The Revolution’s Doogie Houser


By all accounts, Dr. Robert Johnston, who is related to my daughter-in-law, led an interesting life at an interesting time. At the age of 10, he began attending the College of Philadelphia. Founded by Benjamin Franklin, it focused on preparing students for lives of business and public service. To graduate, students had to face a public examination by members of the board of trustees. Robert was quizzed by Ben Franklin himself.

After graduation, Robert continued his education, focusing on medical training. Following the completion of those studies, he was recommended for service in the Pennsylvania Militia as a surgeon. He served during the failed attempt to take the British-held Quebec City during the Revolutionary War. As the repelled American troops retreated, Johnston was near the front, treating the wounded from his regiment.
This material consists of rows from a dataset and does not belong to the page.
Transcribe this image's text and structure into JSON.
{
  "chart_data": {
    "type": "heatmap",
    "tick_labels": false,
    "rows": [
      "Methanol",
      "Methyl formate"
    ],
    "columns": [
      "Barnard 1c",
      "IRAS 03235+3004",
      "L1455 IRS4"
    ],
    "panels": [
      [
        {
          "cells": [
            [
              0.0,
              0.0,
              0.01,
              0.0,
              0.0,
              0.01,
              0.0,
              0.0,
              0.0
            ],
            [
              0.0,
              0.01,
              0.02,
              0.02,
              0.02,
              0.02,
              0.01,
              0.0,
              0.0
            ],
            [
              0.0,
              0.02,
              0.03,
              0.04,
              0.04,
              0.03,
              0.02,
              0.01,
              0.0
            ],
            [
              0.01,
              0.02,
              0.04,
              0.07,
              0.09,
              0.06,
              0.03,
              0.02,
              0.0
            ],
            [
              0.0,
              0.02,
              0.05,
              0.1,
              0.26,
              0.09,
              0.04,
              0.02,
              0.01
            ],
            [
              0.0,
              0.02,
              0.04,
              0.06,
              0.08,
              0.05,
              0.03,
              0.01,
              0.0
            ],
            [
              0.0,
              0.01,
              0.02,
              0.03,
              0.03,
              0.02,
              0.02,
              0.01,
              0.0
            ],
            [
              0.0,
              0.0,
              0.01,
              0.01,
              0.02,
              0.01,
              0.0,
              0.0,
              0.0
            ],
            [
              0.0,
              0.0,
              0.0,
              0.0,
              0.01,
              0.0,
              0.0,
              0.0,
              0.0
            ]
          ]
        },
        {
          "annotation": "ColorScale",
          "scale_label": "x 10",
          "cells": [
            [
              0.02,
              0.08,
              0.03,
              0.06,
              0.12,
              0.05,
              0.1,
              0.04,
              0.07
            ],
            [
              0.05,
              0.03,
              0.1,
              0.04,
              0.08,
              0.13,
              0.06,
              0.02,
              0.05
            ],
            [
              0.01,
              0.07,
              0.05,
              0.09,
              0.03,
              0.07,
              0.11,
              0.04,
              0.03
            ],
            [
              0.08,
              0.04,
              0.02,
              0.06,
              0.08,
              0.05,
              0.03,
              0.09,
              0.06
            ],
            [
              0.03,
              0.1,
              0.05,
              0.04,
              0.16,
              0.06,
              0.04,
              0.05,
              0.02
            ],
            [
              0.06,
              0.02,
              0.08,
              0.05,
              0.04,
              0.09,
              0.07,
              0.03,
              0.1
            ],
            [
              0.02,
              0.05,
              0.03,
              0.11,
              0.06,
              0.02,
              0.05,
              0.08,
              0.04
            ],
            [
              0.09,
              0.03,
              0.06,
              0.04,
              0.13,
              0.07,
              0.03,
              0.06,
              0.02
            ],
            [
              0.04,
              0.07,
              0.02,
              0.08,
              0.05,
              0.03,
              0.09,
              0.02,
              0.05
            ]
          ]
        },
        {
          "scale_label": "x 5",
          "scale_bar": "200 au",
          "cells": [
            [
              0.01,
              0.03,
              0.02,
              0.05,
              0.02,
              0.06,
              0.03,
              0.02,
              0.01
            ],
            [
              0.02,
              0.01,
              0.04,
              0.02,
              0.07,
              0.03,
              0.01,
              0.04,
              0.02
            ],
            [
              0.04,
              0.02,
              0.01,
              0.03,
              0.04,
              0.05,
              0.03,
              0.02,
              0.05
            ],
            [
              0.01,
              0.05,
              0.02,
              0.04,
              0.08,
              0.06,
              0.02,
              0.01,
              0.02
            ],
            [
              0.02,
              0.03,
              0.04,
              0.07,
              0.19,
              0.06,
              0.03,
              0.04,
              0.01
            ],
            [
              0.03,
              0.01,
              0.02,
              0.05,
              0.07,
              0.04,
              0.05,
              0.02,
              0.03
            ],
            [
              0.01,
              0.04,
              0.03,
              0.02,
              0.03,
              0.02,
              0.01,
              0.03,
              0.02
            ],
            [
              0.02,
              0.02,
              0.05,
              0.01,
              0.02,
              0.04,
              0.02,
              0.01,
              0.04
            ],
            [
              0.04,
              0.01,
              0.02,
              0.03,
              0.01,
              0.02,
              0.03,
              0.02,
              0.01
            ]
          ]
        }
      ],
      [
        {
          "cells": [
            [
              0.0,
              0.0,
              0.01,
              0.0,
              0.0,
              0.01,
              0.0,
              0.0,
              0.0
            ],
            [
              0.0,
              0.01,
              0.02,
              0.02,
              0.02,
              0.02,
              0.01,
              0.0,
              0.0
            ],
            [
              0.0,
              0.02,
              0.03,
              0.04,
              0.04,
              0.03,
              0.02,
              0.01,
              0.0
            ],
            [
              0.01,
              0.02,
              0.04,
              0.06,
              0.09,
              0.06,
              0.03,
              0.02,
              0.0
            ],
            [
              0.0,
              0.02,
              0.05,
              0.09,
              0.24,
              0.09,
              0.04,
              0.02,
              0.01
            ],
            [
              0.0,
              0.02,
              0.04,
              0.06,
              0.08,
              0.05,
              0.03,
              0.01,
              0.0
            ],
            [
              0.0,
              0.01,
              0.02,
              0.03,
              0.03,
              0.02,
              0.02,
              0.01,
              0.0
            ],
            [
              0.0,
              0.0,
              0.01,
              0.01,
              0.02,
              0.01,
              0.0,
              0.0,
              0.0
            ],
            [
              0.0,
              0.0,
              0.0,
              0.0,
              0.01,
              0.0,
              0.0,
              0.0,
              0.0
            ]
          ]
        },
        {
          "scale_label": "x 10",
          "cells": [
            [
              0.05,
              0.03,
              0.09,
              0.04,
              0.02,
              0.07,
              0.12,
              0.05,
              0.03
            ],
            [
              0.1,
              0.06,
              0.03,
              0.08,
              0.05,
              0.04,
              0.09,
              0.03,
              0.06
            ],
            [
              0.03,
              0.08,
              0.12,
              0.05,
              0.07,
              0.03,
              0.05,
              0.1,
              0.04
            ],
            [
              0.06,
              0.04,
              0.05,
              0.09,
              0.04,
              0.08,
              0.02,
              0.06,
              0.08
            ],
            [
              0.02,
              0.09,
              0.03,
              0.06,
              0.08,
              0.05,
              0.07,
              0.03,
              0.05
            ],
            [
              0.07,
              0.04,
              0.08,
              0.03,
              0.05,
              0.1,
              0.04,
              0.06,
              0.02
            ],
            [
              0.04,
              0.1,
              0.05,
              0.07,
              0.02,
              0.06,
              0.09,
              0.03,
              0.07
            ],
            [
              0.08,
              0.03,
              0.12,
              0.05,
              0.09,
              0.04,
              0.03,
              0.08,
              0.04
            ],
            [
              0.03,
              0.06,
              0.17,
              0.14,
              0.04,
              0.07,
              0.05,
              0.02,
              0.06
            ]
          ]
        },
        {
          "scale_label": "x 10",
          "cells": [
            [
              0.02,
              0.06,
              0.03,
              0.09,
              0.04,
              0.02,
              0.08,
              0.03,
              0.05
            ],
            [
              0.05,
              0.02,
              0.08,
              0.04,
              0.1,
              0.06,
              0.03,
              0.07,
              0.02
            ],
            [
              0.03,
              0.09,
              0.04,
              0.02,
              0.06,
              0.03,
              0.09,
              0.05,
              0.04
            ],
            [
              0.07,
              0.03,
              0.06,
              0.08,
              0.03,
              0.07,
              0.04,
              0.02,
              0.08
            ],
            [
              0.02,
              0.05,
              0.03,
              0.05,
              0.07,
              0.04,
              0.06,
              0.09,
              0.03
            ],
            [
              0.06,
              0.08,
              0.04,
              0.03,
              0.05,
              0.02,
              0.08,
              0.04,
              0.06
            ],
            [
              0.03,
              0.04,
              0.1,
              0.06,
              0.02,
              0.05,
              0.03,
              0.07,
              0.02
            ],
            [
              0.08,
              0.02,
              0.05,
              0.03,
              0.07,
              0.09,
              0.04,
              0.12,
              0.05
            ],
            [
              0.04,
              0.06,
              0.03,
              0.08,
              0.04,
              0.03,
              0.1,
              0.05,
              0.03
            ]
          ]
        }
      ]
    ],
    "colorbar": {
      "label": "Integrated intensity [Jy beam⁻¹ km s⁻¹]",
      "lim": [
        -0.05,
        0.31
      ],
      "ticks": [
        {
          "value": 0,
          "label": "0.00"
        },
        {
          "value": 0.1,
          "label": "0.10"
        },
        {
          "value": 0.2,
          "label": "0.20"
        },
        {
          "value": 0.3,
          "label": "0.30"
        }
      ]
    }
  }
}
He was then chosen to be the Assistant Deputy Director of Hospitals in the Northern Department where he served til nearly the end of the war. Afterwards, he was appointed deputy purveyor for the military hospital of the Southern Department and put in charge of purchasing and acquisition of all goods. He apparently did so using his own funds as there are records of reimbursement requests he filed.

Following the war, he became involved in an unusual venture. Recruited by investors to try an open up China to American trade, he became the investors’ ginseng broker. Ginseng was a plant that was highly desirable to the Chinese and it happened to grow wild and in abundance in the Appalachians. Robert spent three months collecting as much ginseng as possible. In the end, he loaded The Empress of China, the boat to be used for the journey, with 57,687 pounds of it.  He traveled with it to China where he sold the entire lot for $5 a pound which equated to a 500 – 600 percent profit.